Но журналист уже бежал к парковке, где его ждал старый «фольксваген».
Азин пил кофе и наблюдал за быстро меняющейся за окном картинкой. Солнце уже светило по-зимнему, но оттого, что в кабинете было жарко, его сияние нарушало зимнюю идиллию, создавая впечатление, что и там, за окном, нет холодного ветра и пощипывающего щёки морозца. Издалека стремительно приближалась тёмная, тяжёлая туча, нависая низко и угрожающе. Уже пролетали отдельные снежинки, и по тому, как хаотично они кружили в воздухе, было понятно, что вместе со снегом туча принесет и ветер. Лишь тонкое стекло защищало от приближающейся бури, рождая иллюзию спокойствия. И вот серый край наполз на солнечный диск и начал слой за слоем натягивать на него свои снежные лохмотья. Но солнце не желало гаснуть и долго пробивалось отдельными лучами, пока не исчезло вовсе. И тут, вместо бури и снежного шквала, всё успокоилось, ветер стих, небо больше не казалось грозным. Из него повалили снежные хлопья, большие и мягкие, как куски ваты. Они падали медленно — то ли лениво, то ли важно — и всё это казалось некой зимней кульминацией: и побеждённое, пропавшее с неба солнце, и никуда не спешащие гигантские снежинки. Чёрные деревья растопырили пустые ветки, пытаясь поймать пролетающие хлопья, чтоб соткать из них белые рукава…
Азин смотрел, не отрываясь, на это великолепие, и чувство, близкое к катарсису, захлестнуло его, на мгновение сбив дыхание: «К чему всё это? Каково, вообще, место человека в этой природе, в этом мире, который был до нас и будет после…» Эти мысли приходили всё чаще. Может быть, работа накладывала отпечаток: если видишь смерть каждый день, пусть чужую, привыкаешь к её неизбежности.
Кто-то постучал, и через секунду в дверь просунулась голова Геннадия.
— Входите, — поздоровался Александр Ильич и кивнул в сторону.
Гена, оставляя за собой мокрые следы, прошёл через кабинет и провалился в холодное кожаное нутро кресла, в котором словно отсутствовали какие-либо пружины и другие конструкции, создающие внутренний каркас. Однако уже через пару минут он почувствовал себя уютно, как в гамаке, и единственное, чего ему хотелось, это прикрыть глаза и задремать. Но Азин, в своей обычной манере, будто продолжая уже начатый разговор, обратился к визитёру:
— У меня никаких версий. А у вас?
Версий у Гены всегда было много, но он не любил ими делиться: любая из них завтра могла стать сенсацией.
— Как вам сказать, Александр Ильич. У меня не то чтобы чёткие версии, скорее, некоторые соображения, — Азин внимательно слушал, не перебивая. — Для меня сейчас главный вопрос — «зачем?». Зачем кто-то убивает и оставляет записки с вашим именем? Думаю, как только я найду ответ на этот вопрос, сразу же отвечу и на следующий — «кто?».

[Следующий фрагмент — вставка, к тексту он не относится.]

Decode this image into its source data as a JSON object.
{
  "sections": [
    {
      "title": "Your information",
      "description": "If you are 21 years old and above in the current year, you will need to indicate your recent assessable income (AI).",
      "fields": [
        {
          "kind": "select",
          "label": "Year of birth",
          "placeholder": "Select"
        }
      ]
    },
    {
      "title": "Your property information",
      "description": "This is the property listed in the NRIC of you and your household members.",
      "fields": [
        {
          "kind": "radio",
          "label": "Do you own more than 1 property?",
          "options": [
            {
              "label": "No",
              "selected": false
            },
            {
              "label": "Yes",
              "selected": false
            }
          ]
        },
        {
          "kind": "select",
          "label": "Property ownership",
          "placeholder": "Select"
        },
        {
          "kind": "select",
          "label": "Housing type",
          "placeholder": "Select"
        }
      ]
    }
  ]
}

— И вы решили поискать интересующие вас ответы. Вы считаете, оба убийства связаны между собой?
— Несомненно. И связаны они через госпиталь и через вас. Ни первая, ни вторая жертва никогда не были знакомы, не пересекались ни в бизнесе, ни в личной жизни. Первый убитый — довольно крупный бизнесмен, второй — пенсионер-учитель.
— Насколько мне известно, — Азин потёр переносицу, — полиция рассматривает вероятность того, что второе убийство является маскировкой первого. Якобы бизнесмена убили, но, чтобы завести следствие в тупик, придумали историю с записками и второе убийство.
— Мне кажется, — Гена попытался поменять положение, что оказалось невозможным: он снова скатился в кожаный гамак, — это какой-то слишком замысловатый способ убрать конкурента по бизнесу. Существуют куда более простые варианты, притом дело можно представить как несчастный случай.
— Ну, по всей вероятности, главной идеей здесь было отвести подозрение от себя, — предположил Азин.
— Возможно, — Геннадий снова попытался вынырнуть из кресла, которое утягивало его в состояние сонливости, и присел на самый край, где прощупывалась единственная жёсткая опора во всей этой бесхребетной мебельной конструкции.
На столе у Азина зазвонил телефон, он ответил, выслушал чью-то громкую тираду, произнес: «Позже», — и положил трубку.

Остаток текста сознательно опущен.